Another careful press. She stamps, but holds. The differentials line up. Onset, location, palpation response. Deep digital flexor strain with secondary inflammation. I’d bet my license.

“I want to ultrasound this,” I tell him. “Portable unit’s in the truck. We’ll wrap her properly today, cold hose twice a day. I’ll leave anti-inflammatories. But if I’m seeing a tear, she’s on stall rest. Weeks. Maybe months.”

Gary looks at the mare. Looks at me. Weighing the new vet against forty years of his own way.

“Doc Henley used to give her bute and call it a day,” he says.

“Doc Henley retired.” I keep my voice even. Warm, not defensive. “I can do it his way if you want.

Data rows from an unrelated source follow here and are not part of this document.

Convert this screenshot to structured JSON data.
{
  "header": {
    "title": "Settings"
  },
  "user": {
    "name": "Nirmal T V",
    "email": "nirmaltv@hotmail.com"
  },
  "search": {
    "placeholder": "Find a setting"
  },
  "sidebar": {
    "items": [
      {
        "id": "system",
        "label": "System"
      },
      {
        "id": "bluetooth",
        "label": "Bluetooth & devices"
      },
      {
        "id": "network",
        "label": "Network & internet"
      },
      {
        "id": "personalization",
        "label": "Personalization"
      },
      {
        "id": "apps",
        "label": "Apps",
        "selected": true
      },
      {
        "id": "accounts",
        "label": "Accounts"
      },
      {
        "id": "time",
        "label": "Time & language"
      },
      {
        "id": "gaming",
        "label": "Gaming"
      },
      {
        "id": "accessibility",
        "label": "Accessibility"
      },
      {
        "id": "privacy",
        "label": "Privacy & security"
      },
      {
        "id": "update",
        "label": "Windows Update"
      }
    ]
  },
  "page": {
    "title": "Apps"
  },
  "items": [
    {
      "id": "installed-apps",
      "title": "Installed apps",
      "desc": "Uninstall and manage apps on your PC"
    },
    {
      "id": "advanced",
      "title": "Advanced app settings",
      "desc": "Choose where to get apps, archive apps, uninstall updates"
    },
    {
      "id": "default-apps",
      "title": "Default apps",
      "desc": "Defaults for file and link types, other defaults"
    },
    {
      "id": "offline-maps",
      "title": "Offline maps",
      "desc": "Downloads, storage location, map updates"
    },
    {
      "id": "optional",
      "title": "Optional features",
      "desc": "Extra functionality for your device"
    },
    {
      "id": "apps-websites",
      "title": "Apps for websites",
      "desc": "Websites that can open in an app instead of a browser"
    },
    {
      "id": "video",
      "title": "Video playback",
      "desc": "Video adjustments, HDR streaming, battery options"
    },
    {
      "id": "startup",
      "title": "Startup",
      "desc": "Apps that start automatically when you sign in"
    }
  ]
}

But if there’s a tear, and she goes back on hard ground, you’ll lose her.”

He nods slowly.

The ultrasound tells the story. Partial tear, two centimeters, right in the midsection of the deep digital flexor. Not the end of the world. But another week on hard ground would’ve been.

“See that?” I turn the screen. “That dark area. That’s the damage. She’ll heal, but she needs time.”

Gary peers at the screen, then at me, then at the mare. “Hell,” he says.

The treatment plan goes on paper on the tailgate. Hosing schedule, dosing, follow-up in two weeks. He folds it into his shirt pocket and tips his hat.

“Appreciate it, Doc.”

The drive back is all open windows and warm air. The hills are that deep Tennessee green, and my hands are steady on the wheel. No shaking. No counting.

This is what I came here for. Gary Phelps and his stubborn mare and the slow earning of a farmer’s trust. The clinic with my name on the door. The town that’s becoming home for reasons that have nothing to do with Caleb Callahan and everything to do with the life I’m building in it.

I’m good at this. I’m good here.

And that’s what makes the rest of it terrifying.

Because I’m not falling by accident anymore. Falling by accident is easy. Falling by accident means you didn’t choose it, that it isn’t your fault when it goes wrong, and you can walk away and say you never meant for this to happen.

I can’t say that anymore.

Every morning I wake up in this town and don’t leave, I’m choosing it. Every time I sit on a concrete floor and wait, I’m choosing it. Every time his voice scrapes out of him like rust and I lean toward it instead of away, I’m choosing.

The truck pulls into the clinic lot. I turn off the engine and sit with my hands on the wheel. I promised Tyler I’d be careful. I’m not being careful at all.